Sebenarnya ada beberapa situs dan blog yang menyebut daun gedi tapi ternyata data dan foto berbeda dengan gedi yang dikenal luas dan familiar bagi orang Sulawesi Utara. Misalnya di
(Dua ang terakhir ini terlalu memuja gedi sebagai sayurnya orang Bolmong. Mauuuunya..... Coba baku bataru deng orang Sanger deng Minahasa makang sayor gedi.... hehehe
just kiding). Jika disebutkan bahwa gedi di negara lain dikenal dengan namanya seperti:
Inggris: Edible hibiscus
Thailand: Po fai
Pilipina: Lagikway (lagikuway?)
coba bandingkan dengan link berikut untuk masing-masing nama.
Inggris
http://en.wikipedia.org/wiki/Hibiscus atau
http://en.wikipedia.org/wiki/Edible_flower
Thailand
http://th.wikipedia.org/wiki/%E0%B8%8A%E0%B8%9A%E0%B8%B2
Filipina
http://tl.wikipedia.org/wiki/Lagikway
Karena membingungkan, saya menantang para ahli botani di Indonesia umumnya dan di Manado khususnya untuk meneliti secara khusus daun gedi ini. Apalagi nama Latin dan nama Indonesianya belum diketahui. Atau barangkali ada pakar botani yang tahu dapat dibagikan informasinya di sini.
OK. Lepas dari soal nama, foto dan data pohon gedi, maupun kandungan kimiawinya, secara empirik daun ini menjadi sayuran favorit masyarakat Sulawesi Utara. Jika bikin tinutuan atau bubur Manado tanpa gedi berarti tidak lengkap atau bukan tinutuan. Begitu populernya gedi bagi masyarakat Sulut, sehingga ketika ada acara hajatan yang menyajikan sayur gedi (apalagi kalau dimasak santan) pasti gedi yang lebih dulu diserbu sampai ludes. Cuma sangat disayangkan, kendati sayur ini sangat populer dan merupakan sayuran favorit, sangat-sangat jarang ada restoran atau rumah makan yang menjual sayur gedi. Bahkan tidak ada satupun usaha catering pernah menyediakan menu sayur gedi. Paling tidak, hanya ada satu restoran di Manado yang menjualnya, yakni restoran ...... (aku lupa namanya) di tepi pantai Malalayang sekitar 250 meter sesudah RS Prof Kandouw.
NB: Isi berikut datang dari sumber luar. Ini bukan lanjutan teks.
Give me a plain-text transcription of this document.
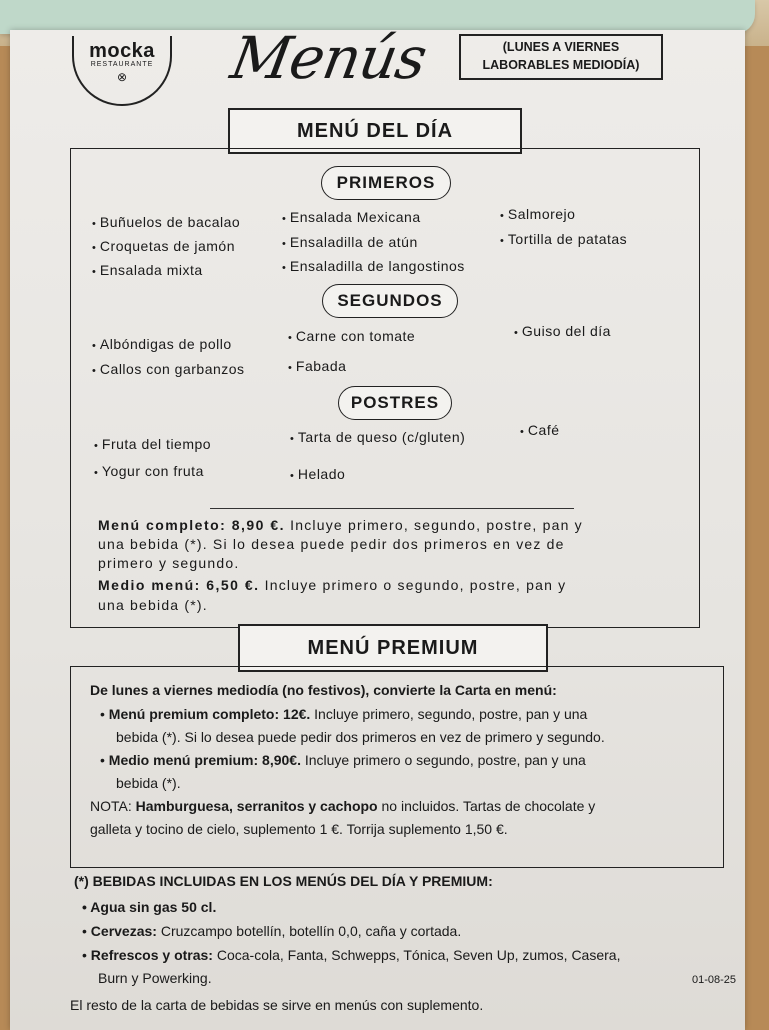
mocka
RESTAURANTE
⊗	Menús	(LUNES A VIERNES
LABORABLES MEDIODÍA)
MENÚ DEL DÍA
PRIMEROS
• Buñuelos de bacalao
• Croquetas de jamón
• Ensalada mixta
• Ensalada Mexicana
• Ensaladilla de atún
• Ensaladilla de langostinos
• Salmorejo
• Tortilla de patatas
SEGUNDOS
• Albóndigas de pollo
• Callos con garbanzos
• Carne con tomate
• Fabada
• Guiso del día
POSTRES
• Fruta del tiempo
• Yogur con fruta
• Tarta de queso (c/gluten)
• Helado
• Café
Menú completo: 8,90 €. Incluye primero, segundo, postre, pan y
una bebida (*). Si lo desea puede pedir dos primeros en vez de
primero y segundo.
Medio menú: 6,50 €. Incluye primero o segundo, postre, pan y
una bebida (*).
MENÚ PREMIUM
De lunes a viernes mediodía (no festivos), convierte la Carta en menú:
• Menú premium completo: 12€. Incluye primero, segundo, postre, pan y una
bebida (*). Si lo desea puede pedir dos primeros en vez de primero y segundo.
• Medio menú premium: 8,90€. Incluye primero o segundo, postre, pan y una
bebida (*).
NOTA: Hamburguesa, serranitos y cachopo no incluidos. Tartas de chocolate y
galleta y tocino de cielo, suplemento 1 €. Torrija suplemento 1,50 €.
(*) BEBIDAS INCLUIDAS EN LOS MENÚS DEL DÍA Y PREMIUM:
• Agua sin gas 50 cl.
• Cervezas: Cruzcampo botellín, botellín 0,0, caña y cortada.
• Refrescos y otras: Coca-cola, Fanta, Schwepps, Tónica, Seven Up, zumos, Casera,
Burn y Powerking.
El resto de la carta de bebidas se sirve en menús con suplemento.
01-08-25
Selain sebagai sayuran favorit dan sangat populer bagi orang Sulut, sayur (daun) gedi ternyata dipercaya memiliki khasiat obat antara lain untuk menyembuhkan asam urat, darah tinggi, susah buang air besar, maag, dan lain-lain. Bahkan bagi ibu hamil, sayur ini sangat disarankan untuk memperlancar kelahiran anak.
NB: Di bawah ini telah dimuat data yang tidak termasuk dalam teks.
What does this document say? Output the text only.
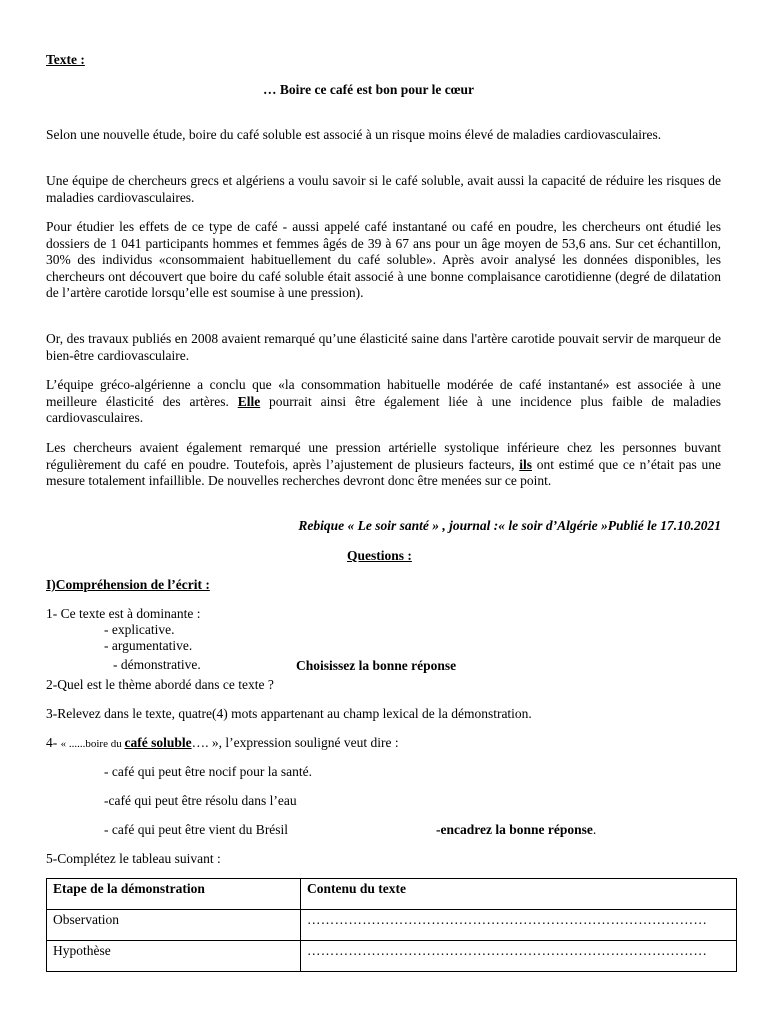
Texte :
… Boire ce café est bon pour le cœur
Selon une nouvelle étude, boire du café soluble est associé à un risque moins élevé de maladies cardiovasculaires.
Une équipe de chercheurs grecs et algériens a voulu savoir si le café soluble, avait aussi la capacité de réduire les risques de maladies cardiovasculaires.
Pour étudier les effets de ce type de café - aussi appelé café instantané ou café en poudre, les chercheurs ont étudié les dossiers de 1 041 participants hommes et femmes âgés de 39 à 67 ans pour un âge moyen de 53,6 ans. Sur cet échantillon, 30% des individus «consommaient habituellement du café soluble». Après avoir analysé les données disponibles, les chercheurs ont découvert que boire du café soluble était associé à une bonne complaisance carotidienne (degré de dilatation de l’artère carotide lorsqu’elle est soumise à une pression).
Or, des travaux publiés en 2008 avaient remarqué qu’une élasticité saine dans l'artère carotide pouvait servir de marqueur de bien-être cardiovasculaire.
L’équipe gréco-algérienne a conclu que «la consommation habituelle modérée de café instantané» est associée à une meilleure élasticité des artères. Elle pourrait ainsi être également liée à une incidence plus faible de maladies cardiovasculaires.
Les chercheurs avaient également remarqué une pression artérielle systolique inférieure chez les personnes buvant régulièrement du café en poudre. Toutefois, après l’ajustement de plusieurs facteurs, ils ont estimé que ce n’était pas une mesure totalement infaillible. De nouvelles recherches devront donc être menées sur ce point.
Rebique « Le soir santé » , journal :« le soir d’Algérie »Publié le 17.10.2021
Questions :
I)Compréhension de l’écrit :
1- Ce texte est à dominante :
- explicative.
- argumentative.
- démonstrative.	Choisissez la bonne réponse
2-Quel est le thème abordé dans ce texte ?
3-Relevez dans le texte, quatre(4) mots appartenant au champ lexical de la démonstration.
4- « ......boire du café soluble…. », l’expression souligné veut dire :
- café qui peut être nocif pour la santé.
-café qui peut être résolu dans l’eau
- café qui peut être vient du Brésil	-encadrez la bonne réponse.
5-Complétez le tableau suivant :
Etape de la démonstration	Contenu du texte
Observation	……………………………………………………………………………

Hypothèse	……………………………………………………………………………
Cara membuat ramuannya adalah daun gedi direbus bisa ditambah rempah lain (jika mau) seperti sereh, pandan, kemangi, tomat, cabe utuh (tidak digiling/dipotong/dipecah), dan sedikit garam. Sayurnya dan kuah dimakan bersama nasi atau hanya kuahnya diminum.
Lakukan 3 kali sehari.
Resep sayur Gedi:
Bahan:
Daun gedi 5 tangkai
Santan +/- 1000 cc dari 1 butir kelapa
Daun bawang 2 lembar
Daun padan 1/2 lebar
Bawang merah 3 siung
Cabe 10 buah
Ikan cakalang fufu sesuai selera
Cara memasak:
Semua rempah/bumbu dipotong-potong (kecuali cabe) lalu dimasak dengan setengah gelas santan dicampur 1 gelas air. Setelah mendidih masukkan dauh gedi yang sudah disobek-sobek. Biarkan terus sampai daun gedi layu sambil diaduk-aduk. Setelah lalyu, masukkan ikan cakalang fufu yang sudah dipotong-potong sesuai selera. Terakhir, masukkan sisa santan dan biarkan sampai mendidih sambil diaduk agar santan tidak pecah. Cicipi kandungan garamnya. Jika perlu ditambah, silakan ditambah. Jika keasinan, tambahkan sedikit air. Jika sudah pas, silakan diangkat dan disajikan panas-panas bersama nasi dan lauk lainnya. Hmmmmm. Ngileeeerrrrr.
Masakannya enak dan berkhasiat untuk kesehatan tubuh kita.
Berikut ini macam-macam daun gedi yang ada di Sulawesi Utara (belum semua sempat difoto).
Khasiatnya bisa untuk turunkan tekanan darah tinggi, dan kolesterol dengan cara meminum air rebusan gedi.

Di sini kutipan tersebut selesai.